Pour les objets (design), il y a un jeu de cache-cache entre apparitions et disparitions permanentes selon la façon dont on les regarde. Une sorte de transfiguration. Elle fait avec le temps une oeuvre d'impermanence, délicate et rare. Un monde de lumière.

Dîtes, cher Giulio, à quand le "2" pour José Ensch ?

giulio a dit…

Il n'y a pas de "2" pour ce "José Ensch", chère Christiane. Le "1", placé un peu maladroitement, se réfère à la note 1. en bas de page.

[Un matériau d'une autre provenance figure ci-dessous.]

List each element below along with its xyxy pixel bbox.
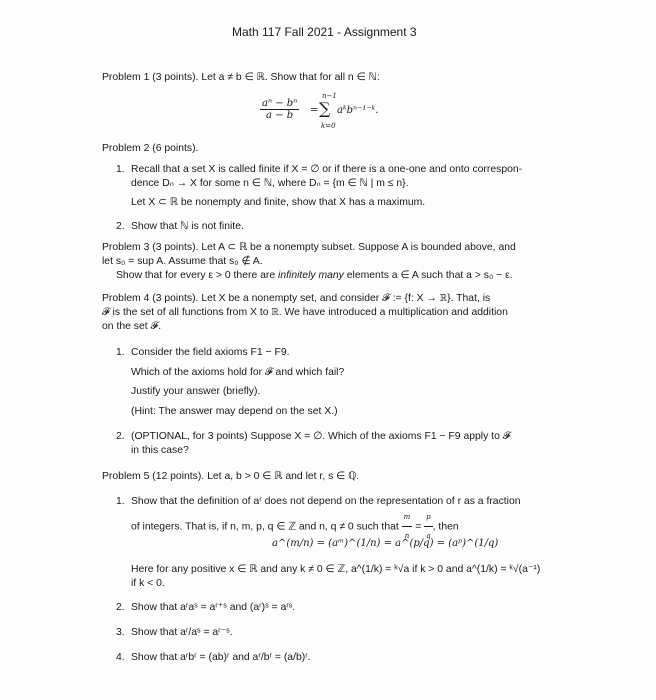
fraction-q: q	[426, 532, 431, 540]
problem-1-statement	[102, 71, 380, 84]
problem-5-item-1-line-2-text: of integers. That is, if n, m, p, q ∈ ℤ and n, q ≠ 0 such that	[131, 521, 399, 533]
problem-5-item-4-line-1: Show that aʳbʳ = (ab)ʳ and aʳ/bʳ = (a/b)ʳ.	[131, 652, 311, 663]
problem-5-heading: Problem 5 (12 points).	[102, 471, 205, 482]
page-title: Math 117 Fall 2021 - Assignment 3	[232, 25, 417, 39]
problem-4-item-1-line-3: Justify your answer (briefly).	[131, 386, 261, 397]
problem-5-item-2-line-1: Show that aʳaˢ = aʳ⁺ˢ and (aʳ)ˢ = aʳˢ.	[131, 602, 296, 613]
problem-4-item-1-number: 1.	[116, 347, 125, 358]
problem-1-formula	[260, 92, 410, 134]
problem-4-text: Let X be a nonempty set, and consider 𝓕 := {f: X → ℝ}. That, is	[201, 293, 491, 304]
problem-5-item-1-line-1: Show that the definition of aʳ does not depend on the representation of r as a fraction	[131, 496, 521, 507]
problem-5-item-3-line-1: Show that aʳ/aˢ = aʳ⁻ˢ.	[131, 627, 233, 638]
problem-4-item-1-line-1: Consider the field axioms F1 − F9.	[131, 347, 290, 358]
problem-5-item-4-number: 4.	[116, 652, 125, 663]
formula-equals: =	[310, 105, 319, 116]
fraction-numerator: aⁿ − bⁿ	[262, 98, 298, 109]
problem-3-line-3-c: elements a ∈ A such that a > s₀ − ε.	[343, 270, 513, 281]
problem-1-text: Let a ≠ b ∈ ℝ. Show that for all n ∈ ℕ:	[201, 72, 380, 83]
fraction-equals: =	[415, 521, 422, 533]
problem-5-item-3-number: 3.	[116, 627, 125, 638]
problem-3-emphasis: infinitely many	[278, 270, 344, 281]
fraction-denominator: a − b	[266, 110, 294, 121]
problem-2-item-2-number: 2.	[116, 221, 125, 232]
problem-5-item-1-number: 1.	[116, 496, 125, 507]
formula-fraction	[260, 98, 299, 121]
fraction-m: m	[402, 508, 413, 527]
problem-2-item-1-number: 1.	[116, 164, 125, 175]
problem-2-item-1-line-1: Recall that a set X is called finite if X = ∅ or if there is a one-one and onto correspon-	[131, 164, 523, 175]
problem-2-heading: Problem 2 (6 points).	[102, 143, 199, 154]
sum-upper-limit: n−1	[322, 92, 337, 100]
summand: aᵏbⁿ⁻¹⁻ᵏ.	[337, 105, 379, 116]
problem-3-line-2: let s₀ = sup A. Assume that s₀ ∉ A.	[102, 256, 263, 267]
problem-4-line-1	[102, 292, 490, 305]
problem-3-line-1	[102, 241, 516, 254]
sum-symbol: ∑	[319, 99, 331, 118]
problem-4-item-1-line-2: Which of the axioms hold for 𝓕 and which fail?	[131, 367, 345, 378]
problem-4-heading: Problem 4 (3 points).	[102, 293, 199, 304]
problem-4-line-3: on the set 𝓕.	[102, 321, 162, 332]
problem-5-item-1-line-2-tail: , then	[432, 521, 459, 533]
fraction-n: n	[404, 532, 410, 540]
problem-3-text: Let A ⊂ ℝ be a nonempty subset. Suppose A is bounded above, and	[201, 242, 516, 253]
sum-lower-limit: k=0	[321, 122, 336, 130]
problem-5-item-1-line-4: if k < 0.	[131, 578, 165, 589]
problem-4-item-2-line-2: in this case?	[131, 445, 189, 456]
problem-4-line-2: 𝓕 is the set of all functions from X to ℝ. We have introduced a multiplication and addition	[102, 307, 508, 318]
problem-4-item-1-hint: (Hint: The answer may depend on the set X.)	[131, 406, 338, 417]
problem-3-heading: Problem 3 (3 points).	[102, 242, 199, 253]
problem-1-heading: Problem 1 (3 points).	[102, 72, 199, 83]
fraction-p: p	[424, 508, 432, 527]
problem-5-display-equation: a^(m/n) = (aᵐ)^(1/n) = a^(p/q) = (aᵖ)^(1/q)	[272, 538, 499, 549]
problem-3-line-3	[116, 269, 513, 282]
problem-5-statement	[102, 470, 359, 483]
problem-5-item-2-number: 2.	[116, 602, 125, 613]
problem-4-item-2-line-1: (OPTIONAL, for 3 points) Suppose X = ∅. Which of the axioms F1 − F9 apply to 𝓕	[131, 431, 511, 442]
problem-5-text: Let a, b > 0 ∈ ℝ and let r, s ∈ ℚ.	[207, 471, 360, 482]
problem-4-item-2-number: 2.	[116, 431, 125, 442]
problem-3-line-3-a: Show that for every ε > 0 there are	[116, 270, 279, 281]
problem-2-item-1-line-3: Let X ⊂ ℝ be nonempty and finite, show that X has a maximum.	[131, 197, 426, 208]
problem-2-item-2-line-1: Show that ℕ is not finite.	[131, 221, 244, 232]
problem-5-item-1-line-3: Here for any positive x ∈ ℝ and any k ≠ 0 ∈ ℤ, a^(1/k) = ᵏ√a if k > 0 and a^(1/k) = ᵏ√(a⁻¹)	[131, 564, 541, 575]
problem-2-item-1-line-2: dence Dₙ → X for some n ∈ ℕ, where Dₙ = {m ∈ ℕ | m ≤ n}.	[131, 178, 409, 189]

Quant à Nathalie du Pasquier, j'aime vos mots "selon la façon dont on les regarde". Il est vrai qu'ils peuvent s'appliquer à toute oeuvre d'art et la démultiplier quasiment à l'infini.

Mahdia a dit…

Mes amis,
Vous avez tous parlé de l’art de Nathalie Du Pasquier en allant vous-mêmes le tâter ici ou sur son site, et c’est à travers le regard de Giulio que j’ai plus apprécié et compris son art.
Giulio, votre article- permettez-moi d’appeler ceci une causerie des plus sérieuses sur des gens sérieux .Ca me rappelle cette belle réflexion de Balzac lorsqu’il termine un jour une longue conversation sur la politique en disant : "Et maintenant revenant aux choses sérieuses", voulant parler de ses romans- ne me présente pas de loin Nathalie Du Pasquier mais me la fait entrer chez moi, me la rend accessible, dans sa singularité pourtant, dans sa grandeur . Ce que vous en dites réaffirme encore une fois son grand art et me confirme pour la énième fois combien votre regard porté sur des artistes discrets ne les divulgue pas banalement mais les fait sortir de la mêlée pour les re-personnaliser, donner à leur identité artistique son véritable nom .
J’avoue que votre "ses créations ont beau être constituées majoritairement d’objets réels, elles n’ont en fait rien de réaliste." m’a fait réagir soudainement de deux façons dont j’ai employé, comme dans une scène de théâtre, deux interjections : oh ! ah ! Pourquoi ? Parce qu’en fait j’ai compris en même temps combien les mots réalisme et surréalisme sont perçus par vous d’une façon tellement juste dans le sens où ils ne s’adaptent nullement réellement à l’art, à cet art bien précis qui se libère déjà des lois de la perspective comme vous le signifiez si bien et qui en commençant par fuir aux définitions, sort du concret pour venir s’implanter dans une activité d’un devenir incessant de la chose qui s’emploie indéfiniment à l’exagération. Et qu’est-ce que l’exagération sinon une façon de dire nom à la monotonie du réel, à la banalité qui voudrait s’imposer définitivement à l’esprit qui se refuse d’être limité.
Nous semblons être réconciliés avec nous-mêmes et notre monde, et l’art vient toujours souffler nos convictions pour nous mettre à nu devant nos formes inachevées, nos contours ouverts, notre soif d’unité. Cette correction que l’artiste apporte aux choses les plus banales de la vie est une recherche effrénée de la véritable forme qui n’a de forme première que l’idée , le concept puis vient ce qui doit échapper au temps et l’espace pour perdurer. Et c’est uniquement de cette façon-ci que ces objets, ces formes, ces sculptures, en échappant à la banalité de la perception, deviennent impérissables en créant indéfiniment à travers " luminosité et incidence lumineuse"( vos mots sans faille Giulio), "l’harmonie intemporelle".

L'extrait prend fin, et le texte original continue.